Old-Fashioned Puzzles
1956 The Old Farmer's Almanac

1956 Old Farmer's Almanac
1956 Old Farmer's Almanac - RF Cafe[Index]

Reproduced here are various Mathematical Puzzles from The Old Farmer's Almanac, published continuously since 1792. All copyrights hereby acknowledged.

Old-Fashioned Puzzles, 1956 Old Farmer's Almanac - RF CafeThese "Old-Fashioned Puzzles" - and particularly the riddles - from the 1956 issue of Old Farmer's Almanac are definitely of a different ilk than what you would find in a modern copy. Even Batman's notorious question-mark-bedecked foe would probably have trouble with the "Anagrams" below. In fact, it is the solicited solutions which are anagrams, and even then they are a stretch. I can't imagine anyone figuring them out; I certainly couldn't. The "Conundrums" proved a tad bit easier, but even they are quite a challenge. The "Problems," finally, should be solvable by anyone practiced in working word problems using simple algebra with multiple unknowns. Let me know if you figure out any of the Anagrams, and I'll give you an honorable mention on the page!

Old-Fashioned Puzzles

Anagrams

1. On me the records of the years depend,

And when I die all history has an end;

Turn me about and I will then proclaim,

With cries of anguish or the breath of fame,

That deed that else might lie within the tomb

Of silence waiting for the day of doom.

Turn me again and I become so small

You scarcely can discover me at all;

Turn me again and then you will peruse

In plainest prose some striking bit of news.

 

2. A tender sapling I am found

Erected and rooted in the ground

With head to every breeze inclined;

But turn me and I leave my bed

With mantling branches on my head,

And travel fleeter than the wind.

 

3. Still at the top I shall be found

On the extreme and upper end;

Nor leave the summit or the brink;

Bu t if reversed and shifted around

I always to the bottom tend,

And down below the level sink.

 

4. In schools I'm met with every day,

Transposed you've stories

fraught with wonder;

Again transposed I'm small you'll say,

Again you'll learn to rob and plunder.

 

5. Five letters only make my name

I read from right to left the same;

I daily vary with the mind,

Learning or wisdom of mankind.

In some I serve to kindle strife

Others prize me more than life.

My use is what the humble know.

The scholar turns me oft to show;

But while through every form I range,

In one respect I never change,

For such my pliancy or merit,

My love of peace or want of spirit,

That all, how'er they disagree,

Unite in this - they hold by me.

 

6. My first and last are alike, you will own,

My second and fourth are the same ;

Of either my first or my fifth be it known,

My third just its half will proclaim.

My whole is a title addressed to a dame

And backward or forward will still be the same.

 

Conundrums

1. What men may be said to be made from trees?

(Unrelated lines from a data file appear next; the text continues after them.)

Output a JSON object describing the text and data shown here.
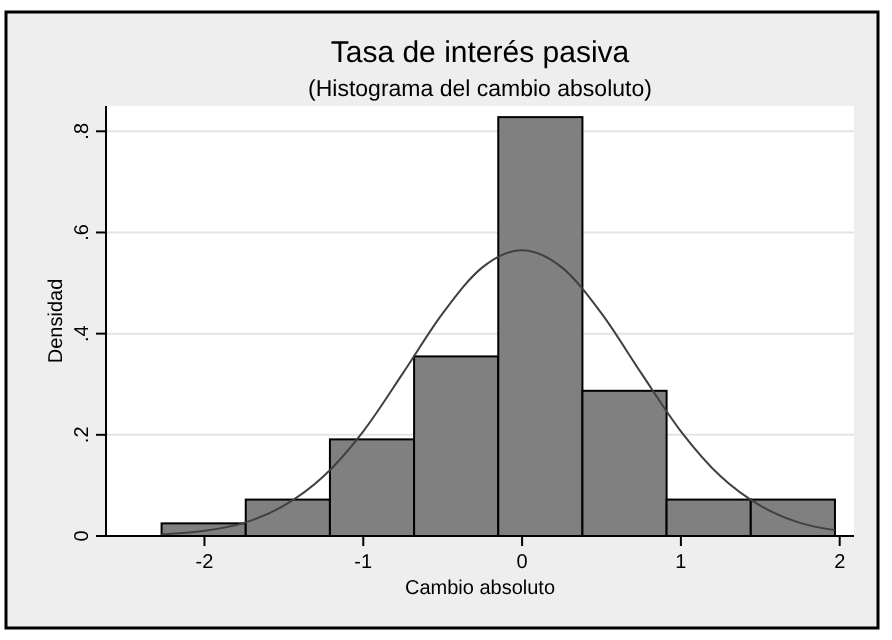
{
  "chart_data": {
    "type": "histogram",
    "title": "Tasa de interés pasiva",
    "subtitle": "(Histograma del cambio absoluto)",
    "xlabel": "Cambio absoluto",
    "ylabel": "Densidad",
    "bins": [
      -2.27,
      -1.74,
      -1.21,
      -0.68,
      -0.15,
      0.38,
      0.91,
      1.44,
      1.97
    ],
    "values": [
      0.025,
      0.072,
      0.191,
      0.355,
      0.828,
      0.287,
      0.072,
      0.072
    ],
    "color": "#808080",
    "series": [
      {
        "type": "line",
        "color": "#404040",
        "x": [
          -2.27,
          -2,
          -1.75,
          -1.5,
          -1.25,
          -1,
          -0.75,
          -0.5,
          -0.25,
          0,
          0.25,
          0.5,
          0.75,
          1,
          1.25,
          1.5,
          1.75,
          1.97
        ],
        "values": [
          0.0032,
          0.0102,
          0.026,
          0.06,
          0.118,
          0.207,
          0.322,
          0.44,
          0.531,
          0.565,
          0.531,
          0.44,
          0.322,
          0.207,
          0.118,
          0.06,
          0.026,
          0.0116
        ]
      }
    ],
    "xlim": [
      -2.62,
      2.09
    ],
    "ylim": [
      0,
      0.85
    ],
    "xticks": [
      -2,
      -1,
      0,
      1,
      2
    ],
    "yticks": [
      0,
      {
        "value": 0.2,
        "label": ".2"
      },
      {
        "value": 0.4,
        "label": ".4"
      },
      {
        "value": 0.6,
        "label": ".6"
      },
      {
        "value": 0.8,
        "label": ".8"
      }
    ],
    "grid": "y",
    "marker": "none",
    "line_style": "solid"
  }
}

2. What vegetables may be removed to ashes merely by removing a part of them?

3. What spice can never be adulterated?

4. What men never wish to be in, and yet labor hard to possess?

5. What is the difference between sixteen ounces and a small boy at a piano?

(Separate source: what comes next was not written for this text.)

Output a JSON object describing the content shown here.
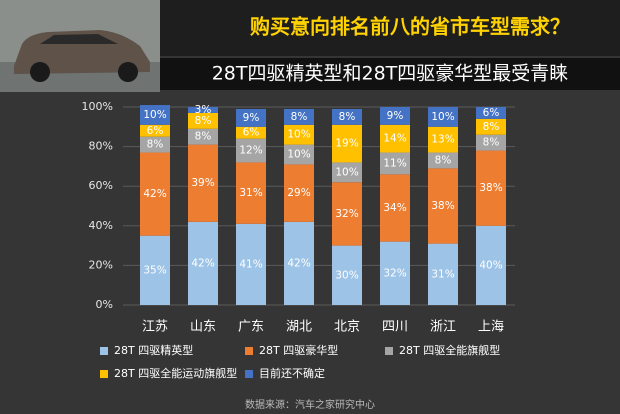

6. What word is that which by haying a single letter transposed becomes its opposite?

7. Why is handwriting like a dead pig?

8. Why is a blacksmith the most dissatisfied of mechanics?

 

Problems

1. A motor car is three times as old as its tires were when it was as old as its tires are now. When its tires are as old as the car is now, the car will be a year older than the tires are now. What are the present ages of car and tires?

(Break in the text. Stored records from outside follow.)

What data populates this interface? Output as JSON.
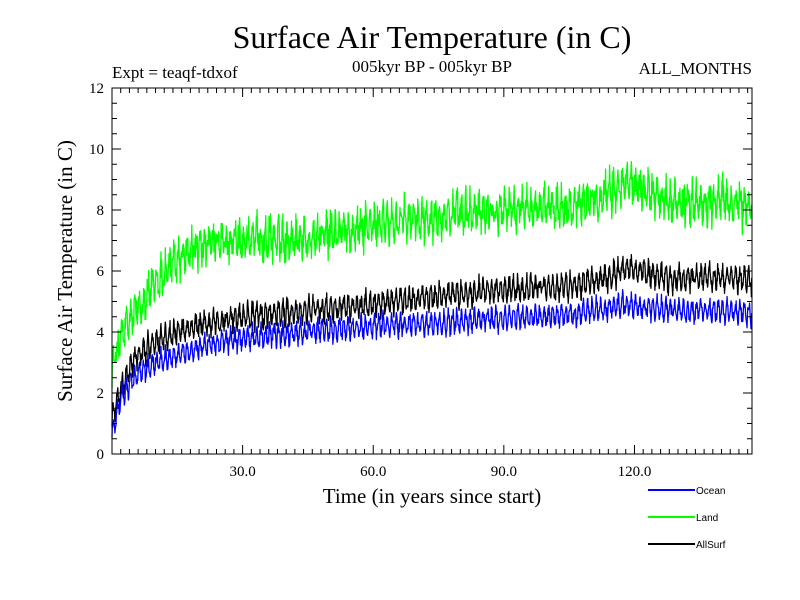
{
  "chart_data": {
    "type": "line",
    "title": "Surface Air Temperature (in C)",
    "subtitle": "005kyr BP - 005kyr BP",
    "experiment": "Expt = teaqf-tdxof",
    "period": "ALL_MONTHS",
    "xlabel": "Time (in years since start)",
    "ylabel": "Surface Air Temperature (in C)",
    "xlim": [
      0,
      147
    ],
    "ylim": [
      0,
      12
    ],
    "x_ticks": [
      30,
      60,
      90,
      120
    ],
    "x_tick_labels": [
      "30.0",
      "60.0",
      "90.0",
      "120.0"
    ],
    "y_ticks": [
      0,
      2,
      4,
      6,
      8,
      10,
      12
    ],
    "y_tick_labels": [
      "0",
      "2",
      "4",
      "6",
      "8",
      "10",
      "12"
    ],
    "x_step": 0.0833,
    "series": [
      {
        "name": "Ocean",
        "color": "#0000ff",
        "trend": [
          [
            0,
            0.6
          ],
          [
            2,
            1.8
          ],
          [
            5,
            2.5
          ],
          [
            10,
            3.0
          ],
          [
            20,
            3.5
          ],
          [
            30,
            3.8
          ],
          [
            45,
            4.0
          ],
          [
            60,
            4.2
          ],
          [
            75,
            4.3
          ],
          [
            90,
            4.45
          ],
          [
            105,
            4.55
          ],
          [
            115,
            4.8
          ],
          [
            118,
            4.9
          ],
          [
            130,
            4.7
          ],
          [
            140,
            4.7
          ],
          [
            147,
            4.6
          ]
        ],
        "seasonal_amplitude": 0.28,
        "noise_amplitude": 0.17,
        "x_range": [
          0,
          147
        ]
      },
      {
        "name": "Land",
        "color": "#00ff00",
        "trend": [
          [
            0,
            2.8
          ],
          [
            2,
            3.8
          ],
          [
            5,
            4.6
          ],
          [
            10,
            5.6
          ],
          [
            15,
            6.4
          ],
          [
            20,
            6.8
          ],
          [
            30,
            7.0
          ],
          [
            45,
            7.1
          ],
          [
            60,
            7.5
          ],
          [
            75,
            7.8
          ],
          [
            90,
            8.0
          ],
          [
            105,
            8.1
          ],
          [
            115,
            8.6
          ],
          [
            118,
            8.9
          ],
          [
            130,
            8.2
          ],
          [
            140,
            8.3
          ],
          [
            147,
            8.1
          ]
        ],
        "seasonal_amplitude": 0.38,
        "noise_amplitude": 0.42,
        "x_range": [
          0,
          147
        ]
      },
      {
        "name": "AllSurf",
        "color": "#000000",
        "trend": [
          [
            0,
            1.1
          ],
          [
            2,
            2.2
          ],
          [
            5,
            3.1
          ],
          [
            10,
            3.7
          ],
          [
            20,
            4.2
          ],
          [
            30,
            4.5
          ],
          [
            45,
            4.7
          ],
          [
            60,
            4.9
          ],
          [
            75,
            5.2
          ],
          [
            90,
            5.4
          ],
          [
            105,
            5.5
          ],
          [
            115,
            5.8
          ],
          [
            118,
            6.1
          ],
          [
            130,
            5.7
          ],
          [
            140,
            5.8
          ],
          [
            147,
            5.7
          ]
        ],
        "seasonal_amplitude": 0.3,
        "noise_amplitude": 0.2,
        "x_range": [
          0,
          147
        ]
      }
    ],
    "legend_position": "bottom-right"
  }
}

2. A traveller said to a merchant, if you will lend me as much money as I have now I will buy $12 worth of goods. This was done and the process was twice more repeated, when the traveller had no money left. How much did he then owe the merchant?

3. Three boys began together to fill a cask holding 53 gallons. The first boy deposits a pint at the end of every three minutes; the second boy a quart at the end of every five minutes, and the third boy a gallon at the end of every seven minutes. How much was the last contribution?


 

Answers to Puzzles

Puzzles: Anagrams: 1) Time-emit-miteĀ­item. 2) Reed-deer. 3) Tip-pit. 4) Slate least-steal. 5)Tenet, 6) Madam.

Conundrums: 1) Alderman. 2) Squashes. 3) Allspice. 4) Bonds. 5) One weighs a pound, the other pounds away. 6)United (untied). 7) Because it is done with a pen. 8) He is always striking for pay.

Problems: 1) Car 18 mos. old; tires 12 mos. 2) $25.50. 3) A quart.